Jon Ayres, head of workforce experience in the UK for Accenture’s Talent & Organization group, examines the business benefits of providing the workforce with an outstanding employee experience – and describes how tech startups and scaleups can emulate this.

We often hear people talk about the importance of a great employee experience, but what exactly is employee experience? Why does it matter? And how can your organisation use it to drive real benefits for your people and business?

Employee experience is about a fundamental shift towards putting the employee at the heart of everything an organisation does. In recent years, the mantra of ‘delighting our customers’ has been everywhere, as companies have transformed their customer experience to generate loyalty – which in turn boosts revenue.

Transforming the employee experience means taking the same approach for people working inside the business. After all, they’re consumers too, accustomed to amazing and convenient experiences as customers in their lives outside work and they expect the same quality of experience in the workplace.

The prize on offer

But, why should you invest in providing such an experience? Well, because improving employees’ wellbeing also boosts productivity. A 2015 study by Glassdoor found companies that focus on employee experience beat the return on the S&P 500 by as much as 122% between 2009 and 2014.

This enhanced performance reflects several benefits springing directly from the right employee experience, making it easier to attract and retain talent and reducing hiring costs while also widening the talent pool to include the best in the market.

Making it happen

So, the benefits of the ideal employee experience are clear, but how do you go about designing and delivering it? The first step is to understand the ‘moments that matter’ – ranging from everyday experiences to the critical junctures in your employees’ lives that are important to them both personally and professionally.
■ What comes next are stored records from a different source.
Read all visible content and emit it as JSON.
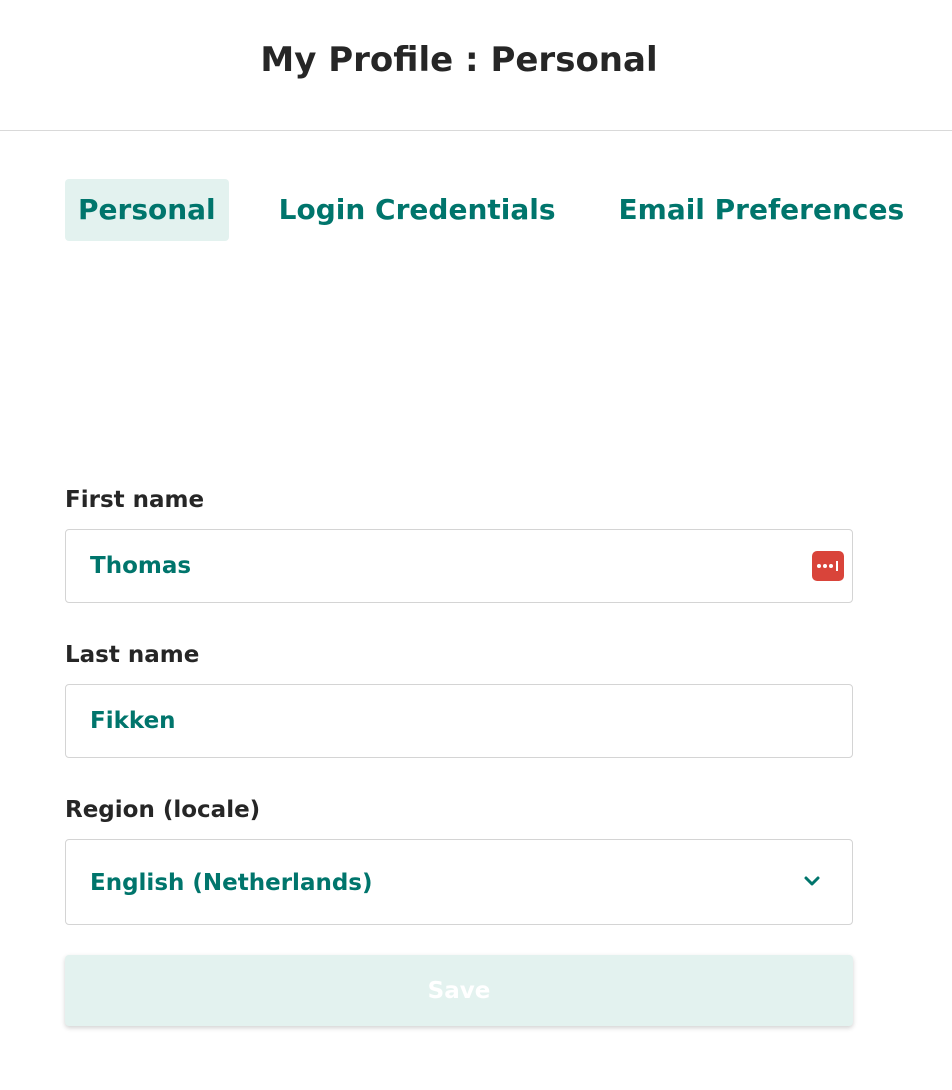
{
  "header": {
    "title": "My Profile : Personal"
  },
  "tabs": [
    {
      "label": "Personal",
      "active": true
    },
    {
      "label": "Login Credentials",
      "active": false
    },
    {
      "label": "Email Preferences",
      "active": false
    }
  ],
  "form": {
    "first_name": {
      "label": "First name",
      "value": "Thomas"
    },
    "last_name": {
      "label": "Last name",
      "value": "Fikken"
    },
    "region": {
      "label": "Region (locale)",
      "value": "English (Netherlands)"
    }
  },
  "actions": {
    "save_label": "Save",
    "save_disabled": true
  },
  "icons": {
    "password_manager": "password-manager-icon",
    "dropdown": "chevron-down-icon"
  },
  "colors": {
    "accent": "#00756c",
    "tab_active_bg": "#e3f2ef",
    "password_icon_bg": "#d9443a",
    "text": "#262626"
  }
}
At the day to day level this might include being able to undertake tasks quickly and easily in a digital workspace offering a consumer-type experience. Access to mobile-friendly workplace tools, and internal processes that don’t take two weeks to filter through multiple approval processes can have a significant impact on employees’ satisfaction with their work environment.

Further vital elements include having meaningful work that’s valued and has purpose, in a culture that empowers individuals to succeed. And being rewarded in ways that suit individual aspirations and values – like having time off for volunteering.

Other, less frequent ‘moments that matter’ are every bit as important. Such as how you respond to employees’ most meaningful life events like marriage, parenthood or the death of a loved one. Or how your business treats people whom you turn down for a job: provide quick, clear and open feedback, and they’ll speak well of your business and might well reapply one day as your future leadership.

Hyper-personalisation

Together, all these elements help you build your brand both internally and externally. And the key to achieving this is ‘hyper-personalisation’, which involves segmenting the workforce into ‘employee personas’ sharing similar traits. These personas help build empathy and understanding of different needs and interests, in turn enabling the creation of experiences that suit different types of employee.

Getting this right often requires a fine balancing act. For example, how do you attract enough millennial talent to support your future data analytics needs, while also ensuring you don’t lose the organisational knowledge embedded in your more experienced workforce?

The answer lies in creating an experience that engages and inspires both groups of talent. Doing this will enable you to attract, retain and get the most from each, while fostering collaboration between them to support rising productivity.

Investment in all layers

So, how can organisations achieve all this? Harnessing the full power of employee experience is about taking the personas and moments that matter, and using these to analyse and enhance all layers of the organisation, across technology, process, culture and policy.

Using HR transformation to guide these investments enables HR to have a hand in all the required changes, acting as the “gate-keepers” for setting the tone and getting the employee experience right.

Companies that get this right can turn their workforce experience into a powerful and sustainable source of competitive advantage.

The first thing you need to do is find out what experiences your people want from you.